Sekitar pukul 01.00 perawat memanggil keluarga Ibu. Btari terbangun paling awal, bapak membangunkan Resti dan Winda. Rupanya mereka harus bersiap-siap untuk menyambut kepindahan Ibu. Masing-masing membawa barang yang bisa dibawa. Ketiganya menyambut di depan pintu.
Begitu pintu di buka, terlihat ibu di atas bed didorong keluar oleh perawat. Ibu tersenyum menyambut mereka bertiga. Bapak, Btari, Resti dan juga Winda juga tersenyum. Ucapan rasa syukur, doa selamat, sholawat tak henti-hentinya mereka lantunkan.
Tak berselang lama sudah berada di ruang rawat inap biasa. Di dalam 1 ruangan berisi 6 bed dan terdapat kamar mandi dalam. Ruangannya lebih luas dibandingkan ruangan sebelumnya. Ruangan ini diperuntukkan pasien BPJS kelas 2 meskipun BPJS ibu kelas 3. Namun rumah sakit tetap memperhatikan sesuai keadaan pasien. Mungkin Ibu lebih lekas sembuh di ruangan ini.
Usai menata barang, Btari, Resti, dan Winda berhimpitan tidur di lantai yang beralaskan karpet. Sementara bapak tidur di luar ruangan, tidur di kursi pengunjung. Tidur mereka hanya 4 jam namun terasa nyenyak. Pagi hari pun disiplin bangun. Rasa capeknya seakan terbayar ketika Ibu sudah dipindah di rawat inap dengan keadaan lebih baik.
Setelah terhitung sejak dua hari ibu pindah di rumah rawat inap, kerabat dan keluarga banyak yang menjenguk Ibu. Sampai pasien samping pun heran dengan sosok Ibu. Mereka pun tidak heran jika yang berkunjung ke Ibu banyak. Ibu bisa dikatakan aktif pada kegiatan desa yang melibatkan unsur keagamaan. Ikut tahlilan, diba'an, khotmil Qur'an dan juga kegiatan nahdlatul ulama lainnya.

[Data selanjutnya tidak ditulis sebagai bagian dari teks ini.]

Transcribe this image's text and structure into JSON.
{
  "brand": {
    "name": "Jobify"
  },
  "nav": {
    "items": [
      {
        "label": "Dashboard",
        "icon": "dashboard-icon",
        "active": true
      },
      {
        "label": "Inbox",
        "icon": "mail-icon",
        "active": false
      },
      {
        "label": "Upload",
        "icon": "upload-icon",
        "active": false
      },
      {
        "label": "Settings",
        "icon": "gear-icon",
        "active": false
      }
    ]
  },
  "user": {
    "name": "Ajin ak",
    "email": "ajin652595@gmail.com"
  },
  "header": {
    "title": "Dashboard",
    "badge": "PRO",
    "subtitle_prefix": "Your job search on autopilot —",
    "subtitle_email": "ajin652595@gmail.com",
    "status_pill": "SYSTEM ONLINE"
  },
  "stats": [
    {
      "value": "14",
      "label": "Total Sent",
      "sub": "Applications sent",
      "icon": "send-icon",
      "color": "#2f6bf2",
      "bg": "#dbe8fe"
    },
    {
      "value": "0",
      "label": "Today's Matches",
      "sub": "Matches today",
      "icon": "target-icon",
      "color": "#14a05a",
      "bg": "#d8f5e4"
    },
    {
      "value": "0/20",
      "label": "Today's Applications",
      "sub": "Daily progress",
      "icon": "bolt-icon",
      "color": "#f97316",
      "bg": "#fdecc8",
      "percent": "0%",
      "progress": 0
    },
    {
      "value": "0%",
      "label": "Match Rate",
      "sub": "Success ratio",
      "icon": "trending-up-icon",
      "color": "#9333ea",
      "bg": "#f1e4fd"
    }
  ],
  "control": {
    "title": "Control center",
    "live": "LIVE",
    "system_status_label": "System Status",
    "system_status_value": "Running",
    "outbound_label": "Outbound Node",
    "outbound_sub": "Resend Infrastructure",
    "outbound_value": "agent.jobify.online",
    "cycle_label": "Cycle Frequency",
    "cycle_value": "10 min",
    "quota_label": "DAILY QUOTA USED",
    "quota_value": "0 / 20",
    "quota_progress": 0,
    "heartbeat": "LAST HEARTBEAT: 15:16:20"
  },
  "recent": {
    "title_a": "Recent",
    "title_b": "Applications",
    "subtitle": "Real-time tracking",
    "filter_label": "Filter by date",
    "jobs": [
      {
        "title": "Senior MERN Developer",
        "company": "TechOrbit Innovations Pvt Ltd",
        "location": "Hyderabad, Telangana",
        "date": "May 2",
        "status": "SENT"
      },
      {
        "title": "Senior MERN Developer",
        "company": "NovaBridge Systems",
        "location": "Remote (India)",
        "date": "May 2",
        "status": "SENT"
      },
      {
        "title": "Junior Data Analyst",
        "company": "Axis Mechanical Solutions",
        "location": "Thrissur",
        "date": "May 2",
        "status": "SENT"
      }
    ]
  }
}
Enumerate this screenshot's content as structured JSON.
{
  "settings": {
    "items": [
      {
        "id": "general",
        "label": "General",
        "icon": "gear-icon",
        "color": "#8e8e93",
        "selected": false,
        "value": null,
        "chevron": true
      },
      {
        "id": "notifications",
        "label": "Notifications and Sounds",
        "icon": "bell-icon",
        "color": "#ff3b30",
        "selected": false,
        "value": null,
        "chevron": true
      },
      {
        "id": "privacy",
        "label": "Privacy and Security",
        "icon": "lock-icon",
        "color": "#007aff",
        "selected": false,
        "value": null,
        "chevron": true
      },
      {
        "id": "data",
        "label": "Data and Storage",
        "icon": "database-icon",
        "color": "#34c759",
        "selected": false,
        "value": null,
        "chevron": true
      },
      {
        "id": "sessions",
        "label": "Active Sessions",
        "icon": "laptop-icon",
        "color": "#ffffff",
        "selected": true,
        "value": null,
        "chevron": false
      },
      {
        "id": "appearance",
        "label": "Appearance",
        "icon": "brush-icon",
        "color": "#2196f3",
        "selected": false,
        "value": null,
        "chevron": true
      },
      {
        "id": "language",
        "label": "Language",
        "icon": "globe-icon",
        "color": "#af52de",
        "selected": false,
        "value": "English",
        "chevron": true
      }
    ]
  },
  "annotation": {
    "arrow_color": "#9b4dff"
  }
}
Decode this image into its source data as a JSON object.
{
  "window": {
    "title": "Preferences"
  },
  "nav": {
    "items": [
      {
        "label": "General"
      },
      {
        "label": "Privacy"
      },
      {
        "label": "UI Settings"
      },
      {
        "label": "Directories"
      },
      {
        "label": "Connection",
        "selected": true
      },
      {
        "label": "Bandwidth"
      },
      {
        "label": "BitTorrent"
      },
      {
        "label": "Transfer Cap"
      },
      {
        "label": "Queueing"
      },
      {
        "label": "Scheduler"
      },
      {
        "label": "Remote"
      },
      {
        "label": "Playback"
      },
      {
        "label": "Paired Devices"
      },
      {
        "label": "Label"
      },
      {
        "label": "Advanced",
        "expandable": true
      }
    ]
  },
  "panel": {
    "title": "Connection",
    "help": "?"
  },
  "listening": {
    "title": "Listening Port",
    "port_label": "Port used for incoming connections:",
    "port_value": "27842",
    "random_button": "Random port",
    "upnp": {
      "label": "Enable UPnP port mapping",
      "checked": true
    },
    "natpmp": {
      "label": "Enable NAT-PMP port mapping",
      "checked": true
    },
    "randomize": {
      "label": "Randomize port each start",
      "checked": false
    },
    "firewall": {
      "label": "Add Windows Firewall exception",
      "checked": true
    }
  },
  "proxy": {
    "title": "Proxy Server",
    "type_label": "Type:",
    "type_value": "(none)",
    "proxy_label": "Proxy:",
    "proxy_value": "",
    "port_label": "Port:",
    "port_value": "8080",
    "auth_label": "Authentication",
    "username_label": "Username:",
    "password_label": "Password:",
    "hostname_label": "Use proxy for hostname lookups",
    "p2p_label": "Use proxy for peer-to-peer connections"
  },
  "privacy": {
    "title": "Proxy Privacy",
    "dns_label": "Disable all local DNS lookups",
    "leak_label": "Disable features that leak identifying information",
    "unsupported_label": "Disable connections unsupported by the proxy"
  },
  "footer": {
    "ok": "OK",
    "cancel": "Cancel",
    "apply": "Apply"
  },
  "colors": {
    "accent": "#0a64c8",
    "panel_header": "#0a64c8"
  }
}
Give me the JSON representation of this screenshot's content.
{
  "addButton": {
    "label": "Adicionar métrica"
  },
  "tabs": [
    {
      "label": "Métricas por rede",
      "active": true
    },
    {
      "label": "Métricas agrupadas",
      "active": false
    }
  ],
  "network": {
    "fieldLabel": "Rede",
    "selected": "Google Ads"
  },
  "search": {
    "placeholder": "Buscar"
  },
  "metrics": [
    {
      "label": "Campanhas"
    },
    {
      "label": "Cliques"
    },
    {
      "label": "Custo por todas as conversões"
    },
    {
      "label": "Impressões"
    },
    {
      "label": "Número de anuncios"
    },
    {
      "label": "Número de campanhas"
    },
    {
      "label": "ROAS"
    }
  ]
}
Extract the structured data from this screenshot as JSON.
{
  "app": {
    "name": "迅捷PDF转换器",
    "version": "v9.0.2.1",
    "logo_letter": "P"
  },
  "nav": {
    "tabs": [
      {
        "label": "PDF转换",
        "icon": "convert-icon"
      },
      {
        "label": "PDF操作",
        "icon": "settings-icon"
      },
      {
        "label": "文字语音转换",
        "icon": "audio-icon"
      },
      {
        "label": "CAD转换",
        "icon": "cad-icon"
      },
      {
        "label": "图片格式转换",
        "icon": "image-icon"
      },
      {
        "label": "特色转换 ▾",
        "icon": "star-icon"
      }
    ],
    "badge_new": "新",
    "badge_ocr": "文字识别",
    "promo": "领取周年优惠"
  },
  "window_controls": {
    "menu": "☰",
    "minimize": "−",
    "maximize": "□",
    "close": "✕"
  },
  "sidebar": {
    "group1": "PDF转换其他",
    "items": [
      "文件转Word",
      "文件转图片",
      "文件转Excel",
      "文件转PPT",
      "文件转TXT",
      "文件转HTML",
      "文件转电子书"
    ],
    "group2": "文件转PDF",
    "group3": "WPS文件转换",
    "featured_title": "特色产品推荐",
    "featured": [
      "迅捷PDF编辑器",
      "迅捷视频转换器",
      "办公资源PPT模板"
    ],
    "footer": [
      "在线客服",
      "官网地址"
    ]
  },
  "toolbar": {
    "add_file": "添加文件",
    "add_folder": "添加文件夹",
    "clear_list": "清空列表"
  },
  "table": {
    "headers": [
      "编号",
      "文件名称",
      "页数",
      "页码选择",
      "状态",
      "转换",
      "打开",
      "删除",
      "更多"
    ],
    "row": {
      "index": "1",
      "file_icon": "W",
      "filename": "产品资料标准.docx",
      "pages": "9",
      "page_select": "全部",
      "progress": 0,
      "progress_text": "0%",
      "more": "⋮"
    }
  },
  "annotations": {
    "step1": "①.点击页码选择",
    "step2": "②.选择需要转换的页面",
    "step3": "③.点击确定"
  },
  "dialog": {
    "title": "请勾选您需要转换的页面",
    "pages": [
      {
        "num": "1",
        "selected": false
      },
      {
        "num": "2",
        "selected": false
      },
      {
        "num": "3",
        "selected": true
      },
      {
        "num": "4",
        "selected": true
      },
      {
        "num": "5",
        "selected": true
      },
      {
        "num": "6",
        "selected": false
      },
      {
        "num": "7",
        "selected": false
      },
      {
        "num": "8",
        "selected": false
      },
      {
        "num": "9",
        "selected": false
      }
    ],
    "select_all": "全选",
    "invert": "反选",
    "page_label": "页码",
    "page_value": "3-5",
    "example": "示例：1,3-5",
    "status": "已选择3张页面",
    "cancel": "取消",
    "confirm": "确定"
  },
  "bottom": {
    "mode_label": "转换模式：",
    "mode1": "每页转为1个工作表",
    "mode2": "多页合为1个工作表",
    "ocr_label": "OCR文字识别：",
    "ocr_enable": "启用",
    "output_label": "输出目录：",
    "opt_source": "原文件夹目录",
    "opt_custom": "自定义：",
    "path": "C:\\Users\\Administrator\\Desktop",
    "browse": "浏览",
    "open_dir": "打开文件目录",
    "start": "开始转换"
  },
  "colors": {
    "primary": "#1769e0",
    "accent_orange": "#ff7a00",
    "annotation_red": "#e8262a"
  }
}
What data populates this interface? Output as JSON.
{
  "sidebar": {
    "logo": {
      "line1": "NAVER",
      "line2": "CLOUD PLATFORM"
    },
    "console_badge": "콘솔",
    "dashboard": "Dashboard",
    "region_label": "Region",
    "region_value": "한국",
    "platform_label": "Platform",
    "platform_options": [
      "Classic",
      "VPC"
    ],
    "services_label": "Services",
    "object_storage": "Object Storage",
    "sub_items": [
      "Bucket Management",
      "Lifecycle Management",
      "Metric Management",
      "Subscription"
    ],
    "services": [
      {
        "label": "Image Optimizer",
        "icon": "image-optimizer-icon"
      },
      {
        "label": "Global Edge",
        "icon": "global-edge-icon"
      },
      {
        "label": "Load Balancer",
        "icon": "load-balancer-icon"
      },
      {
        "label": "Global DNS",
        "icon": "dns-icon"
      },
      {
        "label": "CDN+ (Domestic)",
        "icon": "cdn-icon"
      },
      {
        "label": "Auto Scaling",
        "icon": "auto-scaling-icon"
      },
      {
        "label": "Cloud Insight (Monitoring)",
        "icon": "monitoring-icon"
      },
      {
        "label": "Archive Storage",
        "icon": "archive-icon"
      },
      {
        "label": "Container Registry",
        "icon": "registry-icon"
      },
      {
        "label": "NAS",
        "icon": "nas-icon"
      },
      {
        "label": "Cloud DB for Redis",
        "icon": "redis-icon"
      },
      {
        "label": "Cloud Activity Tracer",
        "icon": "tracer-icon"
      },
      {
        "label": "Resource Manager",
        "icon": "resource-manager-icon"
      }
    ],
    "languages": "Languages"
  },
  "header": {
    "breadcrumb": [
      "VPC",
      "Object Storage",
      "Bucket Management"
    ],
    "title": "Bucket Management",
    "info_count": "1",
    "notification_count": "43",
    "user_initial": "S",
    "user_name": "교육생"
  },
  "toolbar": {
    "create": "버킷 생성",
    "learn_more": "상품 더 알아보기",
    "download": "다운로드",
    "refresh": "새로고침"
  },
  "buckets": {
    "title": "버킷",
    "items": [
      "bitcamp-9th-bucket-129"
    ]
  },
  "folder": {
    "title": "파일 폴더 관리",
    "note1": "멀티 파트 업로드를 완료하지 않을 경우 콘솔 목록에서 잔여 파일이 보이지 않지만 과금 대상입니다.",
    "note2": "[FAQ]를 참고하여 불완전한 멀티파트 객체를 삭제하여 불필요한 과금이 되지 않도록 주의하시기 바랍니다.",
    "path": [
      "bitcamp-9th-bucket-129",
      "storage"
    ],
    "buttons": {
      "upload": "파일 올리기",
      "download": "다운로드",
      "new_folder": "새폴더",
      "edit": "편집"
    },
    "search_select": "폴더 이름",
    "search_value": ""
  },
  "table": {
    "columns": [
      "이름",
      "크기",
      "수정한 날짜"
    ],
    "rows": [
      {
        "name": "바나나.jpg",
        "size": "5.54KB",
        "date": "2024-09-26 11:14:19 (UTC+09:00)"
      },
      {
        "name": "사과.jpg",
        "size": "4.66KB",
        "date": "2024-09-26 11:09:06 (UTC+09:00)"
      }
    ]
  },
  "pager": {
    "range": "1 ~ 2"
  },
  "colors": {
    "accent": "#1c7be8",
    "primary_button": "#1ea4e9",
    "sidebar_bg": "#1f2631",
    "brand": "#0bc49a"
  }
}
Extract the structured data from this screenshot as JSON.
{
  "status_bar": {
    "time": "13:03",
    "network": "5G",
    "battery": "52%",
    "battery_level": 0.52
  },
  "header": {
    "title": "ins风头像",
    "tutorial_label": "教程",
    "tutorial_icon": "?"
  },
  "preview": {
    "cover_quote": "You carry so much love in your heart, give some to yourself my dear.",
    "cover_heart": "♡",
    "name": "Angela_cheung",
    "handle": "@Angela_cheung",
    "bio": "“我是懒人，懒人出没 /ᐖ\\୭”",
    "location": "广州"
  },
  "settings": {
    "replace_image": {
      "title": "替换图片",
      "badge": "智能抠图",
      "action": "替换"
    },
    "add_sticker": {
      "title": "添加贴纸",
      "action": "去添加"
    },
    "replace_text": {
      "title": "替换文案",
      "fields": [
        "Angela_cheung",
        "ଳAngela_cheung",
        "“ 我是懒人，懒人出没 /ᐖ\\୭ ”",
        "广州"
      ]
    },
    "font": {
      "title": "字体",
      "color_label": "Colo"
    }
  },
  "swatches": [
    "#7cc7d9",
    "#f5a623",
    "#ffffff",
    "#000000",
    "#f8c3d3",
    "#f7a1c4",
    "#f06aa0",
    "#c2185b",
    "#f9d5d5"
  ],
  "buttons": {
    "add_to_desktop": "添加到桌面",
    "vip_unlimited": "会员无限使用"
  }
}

Bapak lebih banyak tidur di masjid rumah sakit. Btari memaklumi, mungkin beberapa hari tidak tidur nyenyak. Lagi pula, Btari, Resti dan Winda bisa bergantian menjaga ibu. Resti bisa diminta menyuapi ibu, membuag urin yang sudah hampir penuh di kateter. Winda bisa mengambilkan tisu atau sekedar mengajak ngobrol.
Kekompakan mereka bertiga lagi-lagi membuat pasien di samping iri. Bahkan pasien di samping seorang nenek, terang-terangan bilang kalau suami dan anak Ibu semua pengertian. Ibu hanya tersenyum menanggapi ucapan itu.
Btari juga kadang membatu nenek di samping jika mau mengambil makanan atau minuman. Pikirannya Btari, lebih baik segera Btari bantu, daripada nenek tersebut berteriak yang justru membuat pasien lain terganggu.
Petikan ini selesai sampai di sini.